Exploratory Data Analysis (EDA) is a crucial step in the data science process. It involves analyzing and summarizing a dataset to gain insights and understanding of the data. In this blog, we will discuss how to perform EDA on the Titanic dataset in Python.
The Titanic dataset is a well-known dataset that contains information about the passengers who were on board the Titanic when it sank in 1912. It includes information such as the passenger’s name, age, gender, class, and whether they survived or not.

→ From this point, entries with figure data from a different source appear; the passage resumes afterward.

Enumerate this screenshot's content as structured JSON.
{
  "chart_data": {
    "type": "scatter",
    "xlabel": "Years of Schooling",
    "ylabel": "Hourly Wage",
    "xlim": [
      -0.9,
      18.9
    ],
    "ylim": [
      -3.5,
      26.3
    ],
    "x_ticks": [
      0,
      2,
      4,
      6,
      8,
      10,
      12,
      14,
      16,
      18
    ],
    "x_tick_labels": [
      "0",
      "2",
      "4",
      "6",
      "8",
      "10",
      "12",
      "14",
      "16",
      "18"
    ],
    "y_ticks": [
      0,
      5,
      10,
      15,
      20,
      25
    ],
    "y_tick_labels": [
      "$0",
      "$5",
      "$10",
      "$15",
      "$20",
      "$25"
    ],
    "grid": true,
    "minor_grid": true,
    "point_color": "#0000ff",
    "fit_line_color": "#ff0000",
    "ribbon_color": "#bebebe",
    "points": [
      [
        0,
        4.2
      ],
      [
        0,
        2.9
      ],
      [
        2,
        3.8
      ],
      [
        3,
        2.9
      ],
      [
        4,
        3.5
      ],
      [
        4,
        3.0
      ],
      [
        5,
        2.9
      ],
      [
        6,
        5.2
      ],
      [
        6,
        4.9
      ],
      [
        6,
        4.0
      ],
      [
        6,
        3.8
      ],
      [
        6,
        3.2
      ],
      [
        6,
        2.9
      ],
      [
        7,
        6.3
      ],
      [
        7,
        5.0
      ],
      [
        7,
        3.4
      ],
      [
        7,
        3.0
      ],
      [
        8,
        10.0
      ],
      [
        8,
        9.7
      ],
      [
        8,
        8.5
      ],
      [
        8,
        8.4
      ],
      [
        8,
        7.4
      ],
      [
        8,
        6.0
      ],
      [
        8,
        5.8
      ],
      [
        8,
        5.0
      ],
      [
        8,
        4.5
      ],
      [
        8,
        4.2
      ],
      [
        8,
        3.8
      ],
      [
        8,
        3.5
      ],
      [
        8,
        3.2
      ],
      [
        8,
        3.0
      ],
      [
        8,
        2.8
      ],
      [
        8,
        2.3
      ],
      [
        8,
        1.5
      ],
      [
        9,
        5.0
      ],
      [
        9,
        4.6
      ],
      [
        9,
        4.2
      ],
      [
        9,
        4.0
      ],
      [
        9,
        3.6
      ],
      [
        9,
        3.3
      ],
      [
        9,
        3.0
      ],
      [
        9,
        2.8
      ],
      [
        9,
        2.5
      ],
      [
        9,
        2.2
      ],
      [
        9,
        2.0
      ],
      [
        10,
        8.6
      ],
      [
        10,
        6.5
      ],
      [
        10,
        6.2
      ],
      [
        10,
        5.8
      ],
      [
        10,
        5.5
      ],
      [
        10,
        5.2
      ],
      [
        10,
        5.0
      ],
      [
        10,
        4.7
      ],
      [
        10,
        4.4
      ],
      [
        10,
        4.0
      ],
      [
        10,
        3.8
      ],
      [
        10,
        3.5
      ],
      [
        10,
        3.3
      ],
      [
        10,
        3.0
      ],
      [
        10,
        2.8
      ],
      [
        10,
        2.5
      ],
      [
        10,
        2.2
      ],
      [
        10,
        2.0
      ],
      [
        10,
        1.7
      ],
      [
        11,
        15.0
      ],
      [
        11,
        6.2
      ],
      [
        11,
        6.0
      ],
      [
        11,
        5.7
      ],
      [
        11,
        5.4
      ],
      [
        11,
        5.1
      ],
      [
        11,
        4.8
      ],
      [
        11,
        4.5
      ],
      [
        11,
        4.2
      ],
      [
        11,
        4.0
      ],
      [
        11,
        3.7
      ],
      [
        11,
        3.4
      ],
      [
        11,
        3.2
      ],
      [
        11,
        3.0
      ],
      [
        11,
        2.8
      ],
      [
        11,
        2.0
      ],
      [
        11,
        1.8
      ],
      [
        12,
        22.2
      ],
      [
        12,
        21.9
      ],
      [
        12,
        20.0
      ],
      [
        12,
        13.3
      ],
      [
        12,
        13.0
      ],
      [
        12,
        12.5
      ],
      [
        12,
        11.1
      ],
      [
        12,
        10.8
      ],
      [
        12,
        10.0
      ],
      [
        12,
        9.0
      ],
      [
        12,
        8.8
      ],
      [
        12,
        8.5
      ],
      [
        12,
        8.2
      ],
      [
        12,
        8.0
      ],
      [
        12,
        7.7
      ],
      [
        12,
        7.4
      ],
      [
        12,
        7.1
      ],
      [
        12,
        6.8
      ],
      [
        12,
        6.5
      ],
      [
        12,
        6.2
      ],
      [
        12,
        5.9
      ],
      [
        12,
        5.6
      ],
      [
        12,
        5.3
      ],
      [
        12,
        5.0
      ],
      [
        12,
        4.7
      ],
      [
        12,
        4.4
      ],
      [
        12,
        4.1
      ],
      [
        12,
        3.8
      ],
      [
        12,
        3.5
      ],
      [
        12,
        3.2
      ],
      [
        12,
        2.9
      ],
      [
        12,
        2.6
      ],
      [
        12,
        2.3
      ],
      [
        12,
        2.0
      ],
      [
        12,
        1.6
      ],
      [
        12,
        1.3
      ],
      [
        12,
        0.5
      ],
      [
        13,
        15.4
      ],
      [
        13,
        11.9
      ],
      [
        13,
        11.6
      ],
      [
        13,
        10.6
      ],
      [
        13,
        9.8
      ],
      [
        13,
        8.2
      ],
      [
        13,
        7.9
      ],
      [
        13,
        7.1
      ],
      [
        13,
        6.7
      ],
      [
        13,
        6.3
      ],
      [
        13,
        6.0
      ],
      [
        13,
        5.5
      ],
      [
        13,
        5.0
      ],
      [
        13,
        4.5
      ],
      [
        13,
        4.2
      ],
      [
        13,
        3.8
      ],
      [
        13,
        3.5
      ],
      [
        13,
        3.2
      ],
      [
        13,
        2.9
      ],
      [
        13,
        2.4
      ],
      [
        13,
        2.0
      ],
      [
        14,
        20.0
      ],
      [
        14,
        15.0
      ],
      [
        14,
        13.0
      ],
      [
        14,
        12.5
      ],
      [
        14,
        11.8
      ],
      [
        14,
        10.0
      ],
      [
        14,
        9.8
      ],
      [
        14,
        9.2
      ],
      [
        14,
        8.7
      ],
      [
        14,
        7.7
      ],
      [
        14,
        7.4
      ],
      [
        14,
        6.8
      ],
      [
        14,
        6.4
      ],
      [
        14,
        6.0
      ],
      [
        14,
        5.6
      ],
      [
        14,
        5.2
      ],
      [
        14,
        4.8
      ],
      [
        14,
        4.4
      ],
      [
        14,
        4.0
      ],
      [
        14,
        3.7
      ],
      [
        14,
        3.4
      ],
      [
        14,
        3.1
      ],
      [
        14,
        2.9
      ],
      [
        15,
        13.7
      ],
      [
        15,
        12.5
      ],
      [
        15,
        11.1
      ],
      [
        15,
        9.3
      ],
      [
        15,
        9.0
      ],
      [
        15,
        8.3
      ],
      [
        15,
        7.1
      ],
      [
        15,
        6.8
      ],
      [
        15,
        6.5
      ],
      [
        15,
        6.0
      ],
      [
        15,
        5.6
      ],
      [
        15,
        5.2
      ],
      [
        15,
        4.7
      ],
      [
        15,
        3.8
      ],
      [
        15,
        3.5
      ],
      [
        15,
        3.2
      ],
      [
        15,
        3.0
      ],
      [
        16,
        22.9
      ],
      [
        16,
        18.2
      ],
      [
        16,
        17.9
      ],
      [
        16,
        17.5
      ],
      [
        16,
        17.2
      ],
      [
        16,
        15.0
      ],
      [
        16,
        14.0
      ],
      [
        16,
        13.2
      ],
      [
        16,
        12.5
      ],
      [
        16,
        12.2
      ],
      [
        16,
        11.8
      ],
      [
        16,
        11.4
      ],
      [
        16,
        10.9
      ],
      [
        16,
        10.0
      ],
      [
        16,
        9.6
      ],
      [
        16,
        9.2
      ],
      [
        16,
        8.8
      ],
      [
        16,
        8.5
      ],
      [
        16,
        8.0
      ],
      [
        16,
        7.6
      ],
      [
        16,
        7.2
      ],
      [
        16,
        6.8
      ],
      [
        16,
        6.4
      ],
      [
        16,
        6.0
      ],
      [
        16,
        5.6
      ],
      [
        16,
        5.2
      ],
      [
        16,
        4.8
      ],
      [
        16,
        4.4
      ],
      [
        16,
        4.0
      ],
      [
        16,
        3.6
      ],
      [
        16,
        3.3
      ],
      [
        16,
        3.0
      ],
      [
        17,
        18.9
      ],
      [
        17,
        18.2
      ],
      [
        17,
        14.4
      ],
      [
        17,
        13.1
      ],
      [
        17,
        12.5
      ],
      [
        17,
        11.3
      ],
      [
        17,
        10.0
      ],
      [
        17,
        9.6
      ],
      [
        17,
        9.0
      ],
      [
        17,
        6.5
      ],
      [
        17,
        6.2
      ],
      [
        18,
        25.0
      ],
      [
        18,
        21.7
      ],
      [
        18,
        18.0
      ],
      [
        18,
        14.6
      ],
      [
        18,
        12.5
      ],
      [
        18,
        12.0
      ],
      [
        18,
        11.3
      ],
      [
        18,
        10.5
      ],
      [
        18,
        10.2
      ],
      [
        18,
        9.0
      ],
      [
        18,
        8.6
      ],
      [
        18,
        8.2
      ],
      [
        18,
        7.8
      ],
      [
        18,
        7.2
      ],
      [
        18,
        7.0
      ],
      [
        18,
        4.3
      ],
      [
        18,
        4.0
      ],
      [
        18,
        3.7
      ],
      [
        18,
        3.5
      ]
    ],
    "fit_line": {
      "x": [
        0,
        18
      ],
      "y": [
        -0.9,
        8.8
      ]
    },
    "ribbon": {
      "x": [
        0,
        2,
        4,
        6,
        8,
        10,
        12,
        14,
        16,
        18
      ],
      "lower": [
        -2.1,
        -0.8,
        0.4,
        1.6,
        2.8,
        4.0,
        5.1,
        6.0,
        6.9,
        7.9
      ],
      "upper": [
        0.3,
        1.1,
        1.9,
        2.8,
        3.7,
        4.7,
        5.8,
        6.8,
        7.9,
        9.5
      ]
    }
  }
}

To begin, we will import the necessary libraries, including pandas, numpy, and matplotlib. We will also load the Titanic dataset using the read_csv() function from pandas.
import pandas as pd
import numpy as np
import matplotlib.pyplot as plt
data = pd.read_csv('titanic.csv')First, we will take a look at the overall structure of the dataset by using the head() function from pandas, which returns the first few rows of the data.
data.head()
We can also use the info() function to get a summary of the dataset, which includes information about the number of rows, columns, and the datatype of each column.
data.info()
Next, we will analyze the distribution of the target variable, which is the ‘Survived’ column. We can use the value_counts() function from pandas to count the number of survivors and non-survivors.
data['Survived'].value_counts()
We can also visualize the distribution of the target variable using a bar plot.
sns.countplot(data=data, x="Sex", hue="Survived")
The survival ratio of females are greater than that of males.
sns.barplot(y="Survived", x="Pclass", data=data)
It’s clear that people with first class tickets had higher survival rate, as shown in the above graph
data['Family_Size'] = 0
data['Family_Size'] = data['Parch'] + data['SibSp']
# Adding a column Alone
data['Alone'] = 0
data.loc[data.Family_Size == 0, 'Alone'] = 1
# Factorplot for Alone
sns.barplot(x='Alone', y='Survived', data=data)
It’s clear that passengers travelling alone had lesser survival rate, as shown in the above graph
sns.violinplot(x="Sex", y="Age", hue="Survived", data=data, split=True)
Men of age 15-40 didn’t survive the most. Whereas, Women of age 15-50 had a higher survival rate
You can find the notebook of above blog in my GitHub repository.
This graph summarises the age range of men and women. Observations are:
1. Children's survival rates are good in males than in females
2. Women of age 15-50 had a higher survival rate
3. Men of age 15-40 didn't survive the mostIn conclusion, the Titanic dataset provides a wealth of information about the passengers who were on board the Titanic when it sank in 1912. Through Exploratory Data Analysis, we were able to gain insights into the structure of the dataset and the distribution of the target variable, which is the ‘Survived’ column.
Some of the key findings from EDA include:
1. There are 891 rows and 12 columns in the dataset.
2. Some columns have missing values, such as Age, Cabin, and Embarked.
3. The majority of the passengers (about 61%) did not survive the sinking of the Titanic.
4. The passenger class, fare, and age are correlated with the survival rate. Passengers in the first class, who paid higher fares, and children had a higher chance of survival.